O Pico do Itacolomy marca a visão nas cidades de Ouro Preto e Mariana em MG



Um acidente matou os irmãos chilenos Alfredo Leonardo Foster Huaiquiche e Juan Roberto Foster Huaiquiche, cujos corpos foram localizados nos dias 6 e 7 de janeiro deste ano, no Pico do Itacolomy, em Ouro Preto, em adiantado estado de decomposição. Esta é a conclusão da delegada Larissa Mascotte, responsável pelas investigações e que encaminha o inquérito policial à Justiça nesta quinta-feira (26/3), com pedido de arquivamento do caso.

“A necropsia das vítimas, embora tenha sido limitada pela ação do tempo, já que os corpos se encontravam em avançado estado de putrefação, não localizou quaisquer indícios de morte violenta”, destaca a delegada. Ela sustenta que as mortes foram acidentais em decorrência da alta incidência de raios e da forte chuva que caiu no local, no dia 9 de novembro de 2014, ocasião em que os irmãos chilenos foram vistos pela última vez. Uma forte correnteza se formou no leito do córrego, onde foram localizados os corpos.

De acordo com o inquérito, o laudo da perícia realizada no local onde os corpos foram encontrados, assinado por peritos com grande experiência no assunto, aponta que o rápido aumento do fluxo de água pode ter surpreendido as vítimas e as arrastado.

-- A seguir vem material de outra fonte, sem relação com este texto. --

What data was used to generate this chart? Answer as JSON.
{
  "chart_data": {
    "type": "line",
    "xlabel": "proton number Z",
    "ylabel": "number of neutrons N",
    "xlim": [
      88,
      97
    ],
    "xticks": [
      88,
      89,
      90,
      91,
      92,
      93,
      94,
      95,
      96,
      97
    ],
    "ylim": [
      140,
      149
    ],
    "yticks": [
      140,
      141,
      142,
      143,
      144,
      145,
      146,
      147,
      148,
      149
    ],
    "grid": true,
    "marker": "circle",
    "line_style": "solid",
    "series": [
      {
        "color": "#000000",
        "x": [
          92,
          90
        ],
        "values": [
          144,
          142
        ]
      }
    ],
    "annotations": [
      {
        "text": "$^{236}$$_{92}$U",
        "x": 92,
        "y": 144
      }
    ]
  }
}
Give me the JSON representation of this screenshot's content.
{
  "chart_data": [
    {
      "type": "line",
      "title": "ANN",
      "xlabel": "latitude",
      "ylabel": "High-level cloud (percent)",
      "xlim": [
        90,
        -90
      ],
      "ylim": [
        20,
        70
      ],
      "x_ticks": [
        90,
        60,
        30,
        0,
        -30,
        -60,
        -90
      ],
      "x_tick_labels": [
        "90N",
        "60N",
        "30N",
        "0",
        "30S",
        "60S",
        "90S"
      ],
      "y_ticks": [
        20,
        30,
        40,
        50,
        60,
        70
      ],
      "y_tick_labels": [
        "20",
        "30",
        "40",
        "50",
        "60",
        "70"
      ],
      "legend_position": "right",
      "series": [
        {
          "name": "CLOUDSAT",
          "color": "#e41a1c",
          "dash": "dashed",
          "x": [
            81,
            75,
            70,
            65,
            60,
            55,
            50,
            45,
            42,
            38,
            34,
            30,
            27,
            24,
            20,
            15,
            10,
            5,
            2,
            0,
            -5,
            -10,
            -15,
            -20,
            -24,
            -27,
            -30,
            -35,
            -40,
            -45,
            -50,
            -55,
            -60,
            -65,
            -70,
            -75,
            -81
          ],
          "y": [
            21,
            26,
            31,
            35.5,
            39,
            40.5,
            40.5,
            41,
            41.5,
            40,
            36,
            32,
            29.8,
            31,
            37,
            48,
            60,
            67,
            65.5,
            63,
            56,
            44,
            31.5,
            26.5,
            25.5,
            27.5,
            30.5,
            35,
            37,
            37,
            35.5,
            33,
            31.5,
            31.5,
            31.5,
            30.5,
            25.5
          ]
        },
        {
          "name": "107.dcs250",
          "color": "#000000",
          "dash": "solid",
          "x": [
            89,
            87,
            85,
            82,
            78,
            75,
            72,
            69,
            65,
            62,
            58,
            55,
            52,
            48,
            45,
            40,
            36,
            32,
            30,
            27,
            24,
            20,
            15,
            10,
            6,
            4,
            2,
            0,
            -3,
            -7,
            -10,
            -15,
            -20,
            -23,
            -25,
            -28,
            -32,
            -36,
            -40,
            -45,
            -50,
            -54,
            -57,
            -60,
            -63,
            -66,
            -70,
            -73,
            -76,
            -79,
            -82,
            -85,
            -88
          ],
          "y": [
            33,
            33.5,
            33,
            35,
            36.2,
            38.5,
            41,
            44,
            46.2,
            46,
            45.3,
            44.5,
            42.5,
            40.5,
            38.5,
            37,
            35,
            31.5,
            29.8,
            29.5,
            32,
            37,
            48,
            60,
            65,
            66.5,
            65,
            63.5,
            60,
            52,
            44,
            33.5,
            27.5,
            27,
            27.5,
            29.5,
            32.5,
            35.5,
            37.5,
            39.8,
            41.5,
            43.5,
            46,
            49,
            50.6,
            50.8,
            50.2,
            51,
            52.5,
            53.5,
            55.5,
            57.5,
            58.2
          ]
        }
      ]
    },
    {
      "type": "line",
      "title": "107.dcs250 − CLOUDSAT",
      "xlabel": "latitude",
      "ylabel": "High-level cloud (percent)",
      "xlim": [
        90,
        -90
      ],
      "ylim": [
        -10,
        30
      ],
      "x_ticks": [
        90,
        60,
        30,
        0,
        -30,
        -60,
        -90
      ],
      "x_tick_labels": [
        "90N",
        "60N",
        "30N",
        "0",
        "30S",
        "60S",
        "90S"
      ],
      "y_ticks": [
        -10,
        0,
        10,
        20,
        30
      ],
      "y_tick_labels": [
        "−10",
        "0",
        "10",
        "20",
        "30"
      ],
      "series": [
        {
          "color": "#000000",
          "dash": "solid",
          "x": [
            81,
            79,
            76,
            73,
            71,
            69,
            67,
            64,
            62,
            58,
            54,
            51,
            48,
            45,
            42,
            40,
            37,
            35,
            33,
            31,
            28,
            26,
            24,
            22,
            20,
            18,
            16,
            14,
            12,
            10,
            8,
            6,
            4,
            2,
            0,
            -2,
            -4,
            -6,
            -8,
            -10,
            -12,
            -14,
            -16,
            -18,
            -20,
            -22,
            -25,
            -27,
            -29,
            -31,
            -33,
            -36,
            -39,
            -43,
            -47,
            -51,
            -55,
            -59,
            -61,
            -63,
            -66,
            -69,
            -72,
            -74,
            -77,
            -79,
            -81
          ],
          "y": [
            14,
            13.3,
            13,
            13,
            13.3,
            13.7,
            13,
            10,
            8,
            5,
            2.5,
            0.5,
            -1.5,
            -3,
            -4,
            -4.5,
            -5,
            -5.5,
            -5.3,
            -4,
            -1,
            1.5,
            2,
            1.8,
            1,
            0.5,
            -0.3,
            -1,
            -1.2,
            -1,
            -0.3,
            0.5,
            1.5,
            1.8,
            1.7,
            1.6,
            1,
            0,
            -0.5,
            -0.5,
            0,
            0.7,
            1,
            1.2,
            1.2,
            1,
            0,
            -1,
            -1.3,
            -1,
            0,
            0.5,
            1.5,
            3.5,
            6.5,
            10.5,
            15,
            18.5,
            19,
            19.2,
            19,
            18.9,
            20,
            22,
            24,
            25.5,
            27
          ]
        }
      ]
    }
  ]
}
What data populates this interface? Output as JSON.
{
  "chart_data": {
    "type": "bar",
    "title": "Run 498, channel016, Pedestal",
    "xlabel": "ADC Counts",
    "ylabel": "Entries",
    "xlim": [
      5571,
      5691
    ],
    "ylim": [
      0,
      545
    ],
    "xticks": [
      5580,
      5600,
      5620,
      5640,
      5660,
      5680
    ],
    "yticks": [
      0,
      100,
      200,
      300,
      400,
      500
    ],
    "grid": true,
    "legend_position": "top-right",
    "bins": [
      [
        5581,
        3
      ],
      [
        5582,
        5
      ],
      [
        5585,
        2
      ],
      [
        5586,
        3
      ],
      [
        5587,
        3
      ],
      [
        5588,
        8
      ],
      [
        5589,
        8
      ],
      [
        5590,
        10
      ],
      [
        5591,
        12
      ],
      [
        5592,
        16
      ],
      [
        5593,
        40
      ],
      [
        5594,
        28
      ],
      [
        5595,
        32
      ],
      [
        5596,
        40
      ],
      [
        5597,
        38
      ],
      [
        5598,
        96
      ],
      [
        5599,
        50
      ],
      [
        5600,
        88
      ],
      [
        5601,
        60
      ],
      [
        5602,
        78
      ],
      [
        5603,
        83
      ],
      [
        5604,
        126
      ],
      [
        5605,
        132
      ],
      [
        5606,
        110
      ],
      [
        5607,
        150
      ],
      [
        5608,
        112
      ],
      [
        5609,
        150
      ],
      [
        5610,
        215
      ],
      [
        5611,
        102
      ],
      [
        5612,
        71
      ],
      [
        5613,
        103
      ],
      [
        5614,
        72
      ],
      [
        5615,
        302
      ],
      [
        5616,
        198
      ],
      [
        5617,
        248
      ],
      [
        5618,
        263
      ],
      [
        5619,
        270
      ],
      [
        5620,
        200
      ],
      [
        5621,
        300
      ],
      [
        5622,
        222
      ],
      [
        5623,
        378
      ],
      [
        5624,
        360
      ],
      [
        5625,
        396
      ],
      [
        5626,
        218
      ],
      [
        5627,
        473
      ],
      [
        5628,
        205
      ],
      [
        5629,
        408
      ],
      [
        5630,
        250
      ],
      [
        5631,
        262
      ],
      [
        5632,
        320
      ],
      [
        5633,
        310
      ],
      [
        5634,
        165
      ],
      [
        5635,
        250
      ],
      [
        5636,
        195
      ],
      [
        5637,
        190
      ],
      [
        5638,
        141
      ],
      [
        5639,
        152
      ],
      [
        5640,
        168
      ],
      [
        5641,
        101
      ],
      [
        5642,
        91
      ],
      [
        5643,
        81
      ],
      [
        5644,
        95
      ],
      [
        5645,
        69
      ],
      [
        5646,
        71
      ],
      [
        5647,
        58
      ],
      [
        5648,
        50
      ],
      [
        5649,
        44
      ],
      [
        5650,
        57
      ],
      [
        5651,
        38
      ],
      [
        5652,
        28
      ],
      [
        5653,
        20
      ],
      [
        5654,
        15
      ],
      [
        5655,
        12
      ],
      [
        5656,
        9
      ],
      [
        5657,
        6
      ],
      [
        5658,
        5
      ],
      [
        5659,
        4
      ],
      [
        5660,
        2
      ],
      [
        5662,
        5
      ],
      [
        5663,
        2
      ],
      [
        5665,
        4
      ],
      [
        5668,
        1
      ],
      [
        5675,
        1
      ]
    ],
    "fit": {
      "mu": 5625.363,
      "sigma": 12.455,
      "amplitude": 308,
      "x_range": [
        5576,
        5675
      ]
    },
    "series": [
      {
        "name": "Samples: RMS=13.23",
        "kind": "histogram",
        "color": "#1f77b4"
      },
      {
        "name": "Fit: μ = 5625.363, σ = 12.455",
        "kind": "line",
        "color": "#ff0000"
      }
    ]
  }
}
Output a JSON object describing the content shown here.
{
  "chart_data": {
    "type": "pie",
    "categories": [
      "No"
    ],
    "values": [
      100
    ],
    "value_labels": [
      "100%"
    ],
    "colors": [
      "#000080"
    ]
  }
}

Além disso, um relatório fornecido pela Cemig revelou que 540 raios caíram no Pico do Itacolomy no dia em que os irmãos chilenos foram vistos seguindo para a área.

No relatório encaminhado à Justiça, Larissa Mascotte registra que a necropsia não identificou indício de morte violenta. As peças de roupas dos irmãos chilenos também foram submetidas a análises, constatando-se a ausência de danos que pudessem ser atribuídos a tiros ou a instrumentos cortantes. Nelas, não havia também vestígios de sangue.

Larissa Mascotte afirma que as investigações apuraram diversas hipóteses para as mortes dos chilenos, entre elas a de um Latrocínio (assalto seguido de morte). A equipe coordenada pela delegada identificou pelo menos um suspeito, que atua com transporte clandestino de passageiros.  Um minucioso monitoramento, além de outras provas levantadas pelos investigadores, contatou que não houve envolvimento do homem na morte dos irmãos chilenos.

A ausência de indícios de crime, somado ao fato de terem sido localizados os cartões de banco, documentos pessoais de Alfredo Leonardo, uma máquina digital, um aparelho celular, pedras aparentemente preciosas, além de outros objetos pessoais das vítimas, reforçaram o descarte da hipótese de que os chilenos pudessem ter sido vítimas de um latrocínio.